CRP8 CASE SERIES OF PRIMARY IMMUNODEFICIENCY-ASSOCIATED BRONCHIECTASIS
Zhi Qi Teoh, Yi Cheau Chua, Nicholas Chang Lee Wen
Respiratory Unit, Paediatric Department, Hospital Pulau Pinang, Malaysia
Introduction
Primary immunodeficiency disorders (PIDs) are a heterogeneous group of inherited immune defects that predispose individuals to recurrent infections and chronic inflammation. One of the most significant long-term complications is bronchiectasis, resulting from repeated pulmonary infections. Early recognition and immunoglobulin replacement therapy are key to reducing morbidity.
Methodology
We reviewed eight patients aged 5–25 years with bronchiectasis secondary to PID. Composition of patients included X-linked agammaglobulinemia (n=2), common variable immunodeficiency (n=2), hypogammaglobulinemia (n=2, siblings), Hyper-IgE syndrome (n=1), and X-linked lymphoproliferative disease type 1 (XLP1) (n=1).
Results
The median age of symptom onset was 2 years, with diagnostic delays ranging from 2 months to 10 years. All patients presented with recurrent lower respiratory tract infections; several required PICU admission for respiratory support. One patient underwent multiple thoracic surgeries for complications including pneumatoceles and bronchopleural fistulae.

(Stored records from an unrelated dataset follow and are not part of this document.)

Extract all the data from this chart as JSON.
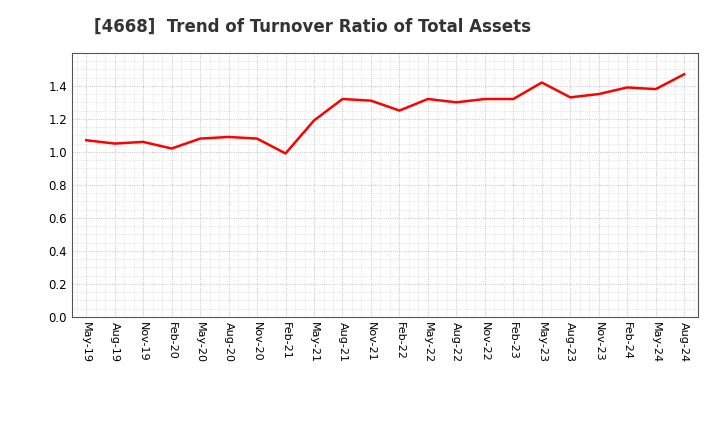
{
  "title": "[4668]  Trend of Turnover Ratio of Total Assets",
  "title_fontsize": 12,
  "title_color": "#333333",
  "line_color": "#FF0000",
  "line_width": 1.8,
  "background_color": "#FFFFFF",
  "grid_color": "#AAAAAA",
  "ylim": [
    0.0,
    1.6
  ],
  "yticks": [
    0.0,
    0.2,
    0.4,
    0.6,
    0.8,
    1.0,
    1.2,
    1.4
  ],
  "x_labels": [
    "May-19",
    "Aug-19",
    "Nov-19",
    "Feb-20",
    "May-20",
    "Aug-20",
    "Nov-20",
    "Feb-21",
    "May-21",
    "Aug-21",
    "Nov-21",
    "Feb-22",
    "May-22",
    "Aug-22",
    "Nov-22",
    "Feb-23",
    "May-23",
    "Aug-23",
    "Nov-23",
    "Feb-24",
    "May-24",
    "Aug-24"
  ],
  "values": [
    1.07,
    1.05,
    1.06,
    1.02,
    1.08,
    1.09,
    1.08,
    0.99,
    1.19,
    1.32,
    1.31,
    1.25,
    1.32,
    1.3,
    1.32,
    1.32,
    1.42,
    1.33,
    1.35,
    1.39,
    1.38,
    1.47
  ]
}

Radiological features of bronchiectasis were seen in most patients on high-resolution CT or CT thorax. Two patients were diagnosed early (within 1.5 years of symptom onset) and commenced on intravenous immunoglobulin (IVIG) promptly. These individuals had significantly milder disease, fewer infections, and fewer hospitalizations compared to those with delayed diagnosis.

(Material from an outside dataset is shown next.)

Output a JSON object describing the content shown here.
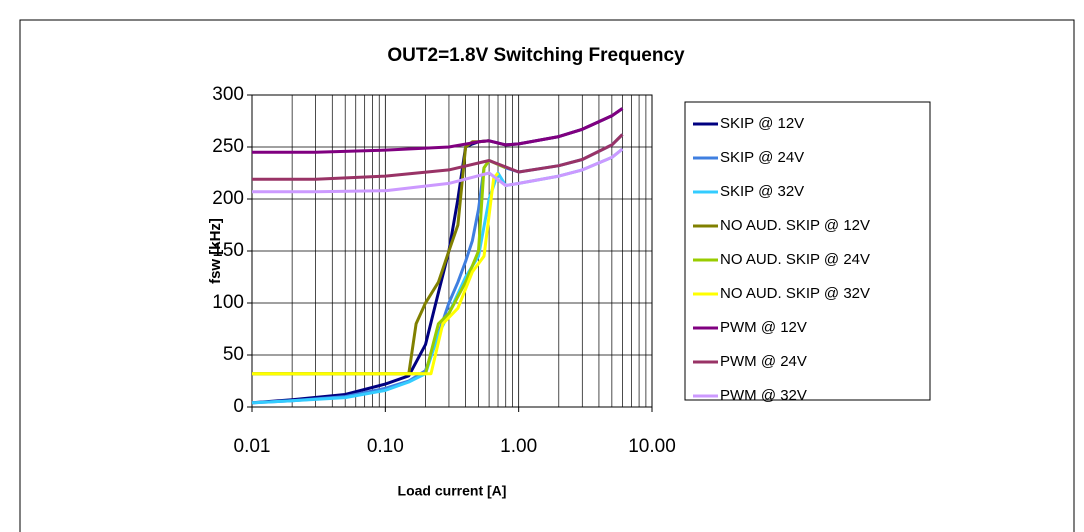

All patients received regular IVIG (three-weekly or monthly), which led to a marked reduction in infection frequency and severity across the cohort.
Conclusion
This case series underscores the importance of early diagnosis and timely initiation of IVIG therapy in children with PID. Prompt treatment is associated with reduced infection burden and may help prevent the onset or progression of bronchiectasis.